AS: O Rogério Duarte, rei-súdito da Tropicália, que era meu amigo e professor de sânscrito, esteve comigo na estreia de meu espetáculo resultado do mestrado com Artes cênicas e Yoga, o Kali, senhora da dança. No foyer do Teatro Gamboa Nova, na Galeria Jayme Figura, acontecia uma exposição do Apolo. Rogério viu aquilo, teceu comentários elogiosos e ficou bastante impressionado com o traço da criança, que é filho de Agamenon de Abreu, formado pela Escola de Teatro da UFBA e então aderecista do meu espetáculo. Não deu outra. Convidei Apolo pra fazer as ilustrações de Assanhaço azul. As ilustrações têm alguns achados geniais próprios da vastidão criativa da criança. Felipeta Badogueiro correndo com as pernas desenhadas em espiral é uma delas. Gosto de estar perto do frescor criativo das crianças. Desde criança estive envolvida com arte. Apolo cresceu pelos palcos e camarins.

 

Edufba: Como você percebe a relação entre a arte e a vida?

AS: A arte é uma filha querida da vida. Aquela aparecida, que se enfeita, que se colore, que inventa.

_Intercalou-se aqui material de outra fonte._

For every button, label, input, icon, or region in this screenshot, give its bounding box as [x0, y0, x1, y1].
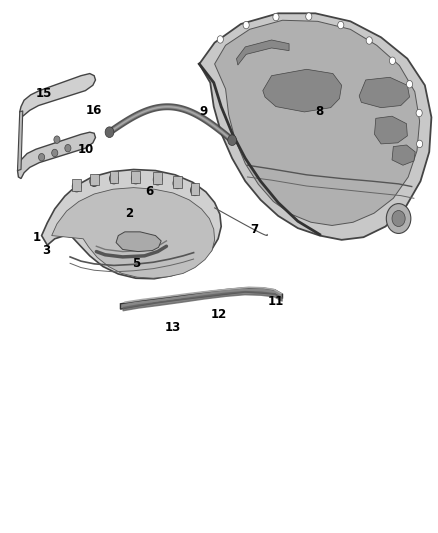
Text: 5: 5 — [132, 257, 140, 270]
Bar — [153, 172, 162, 184]
Circle shape — [417, 140, 423, 148]
Circle shape — [110, 173, 118, 184]
Text: 15: 15 — [35, 87, 52, 100]
Polygon shape — [18, 132, 95, 179]
Circle shape — [65, 144, 71, 152]
Circle shape — [406, 80, 413, 88]
Circle shape — [72, 181, 81, 192]
Text: 12: 12 — [211, 308, 227, 321]
Circle shape — [366, 37, 372, 44]
Circle shape — [191, 185, 199, 196]
Circle shape — [338, 21, 344, 29]
Bar — [72, 179, 81, 191]
Circle shape — [306, 13, 312, 20]
Text: 9: 9 — [200, 106, 208, 118]
Bar — [110, 171, 118, 183]
Polygon shape — [359, 77, 410, 108]
Circle shape — [90, 176, 99, 187]
Bar — [173, 176, 182, 188]
Text: 13: 13 — [165, 321, 181, 334]
Circle shape — [131, 173, 140, 184]
Polygon shape — [116, 232, 161, 252]
Polygon shape — [392, 145, 415, 165]
Circle shape — [54, 136, 60, 143]
Circle shape — [39, 154, 45, 161]
Circle shape — [217, 36, 223, 43]
Polygon shape — [374, 116, 407, 144]
Circle shape — [273, 13, 279, 21]
Circle shape — [105, 127, 114, 138]
Circle shape — [386, 204, 411, 233]
Polygon shape — [120, 288, 283, 309]
Text: 10: 10 — [77, 143, 94, 156]
Circle shape — [243, 21, 249, 29]
Text: 8: 8 — [316, 106, 324, 118]
Polygon shape — [42, 169, 221, 279]
Polygon shape — [18, 111, 23, 171]
Text: 1: 1 — [33, 231, 41, 244]
Text: 7: 7 — [250, 223, 258, 236]
Text: 11: 11 — [268, 295, 284, 308]
Polygon shape — [52, 188, 215, 278]
Text: 3: 3 — [42, 244, 50, 257]
Polygon shape — [237, 40, 289, 65]
Text: 2: 2 — [125, 207, 133, 220]
Circle shape — [52, 149, 58, 157]
Polygon shape — [215, 20, 420, 225]
Bar — [90, 174, 99, 185]
Circle shape — [153, 174, 162, 185]
Circle shape — [173, 178, 182, 189]
Text: 6: 6 — [145, 185, 153, 198]
Polygon shape — [20, 74, 95, 116]
Circle shape — [389, 57, 396, 64]
Circle shape — [228, 135, 237, 146]
Circle shape — [416, 109, 422, 117]
Polygon shape — [199, 13, 431, 240]
Polygon shape — [263, 69, 342, 112]
Circle shape — [392, 211, 405, 227]
Text: 16: 16 — [86, 104, 102, 117]
Bar — [191, 183, 199, 195]
Bar — [131, 171, 140, 183]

A arte precisa afirmar a vida, posto que ela é sua mãe, sua guia. Devemos fazer arte para afirmar a vida, sempre. Busco falar de amor, de propor amorosidades neste solo infértil. Seguir o pensamento da não violência com nenhum tipo de vida, não compactuar com isso, nem através da alimentação, de nenhuma forma ser condescendente com criações industriais de animais. Seguir Gandhi em sua pregação de ahimsa, a não violência, repetidamente, até aprender. Comer longe das indústrias e das farmacêuticas. Ter uma alimentação com vegetais e frutas. E cantar. E bailar para que o movimento e som estejam na palavra e na criação. E gerar livros bons.

 

Edufba: Deixe uma mensagem para os seus leitores e leitoras.

AS: Eu sou muito religiosa. Amo os estudos das religiões. Batizei-me na Igreja Católica. Mãe Stella de Oxossi disse nos búzios que sou de Iemanjá. Faço trezenas e orações para os santos e santas, canto mantras e tenho a crença indígena ancestral que há Espírito em todo ser vivo. Sou fardada no Santo Daime, uma doutrina musical que nasceu no seio da Floresta Amazônica e, num dos seus hinos, parte integrante do Hinário Sois Baliza, do Germano Guilherme, é sugerida esta instrução:

“Vamos ter amor
Vamos ter amor
Vamos ter amor
A quem nos ensina”.
Ocorreu-me esta mensagem no dia dos mestres maestros. Vamos ter amor aos ensinamentos que nos chegam através da Natureza e de pessoas como professores, escritores, artistas e dos mestres populares. Os ensinamentos puros, finos, que são veículos de pureza e verdade, que resplandecem como a beleza das flores. É necessário sempre cultivar flores para ter bons aromas em nossos jardins.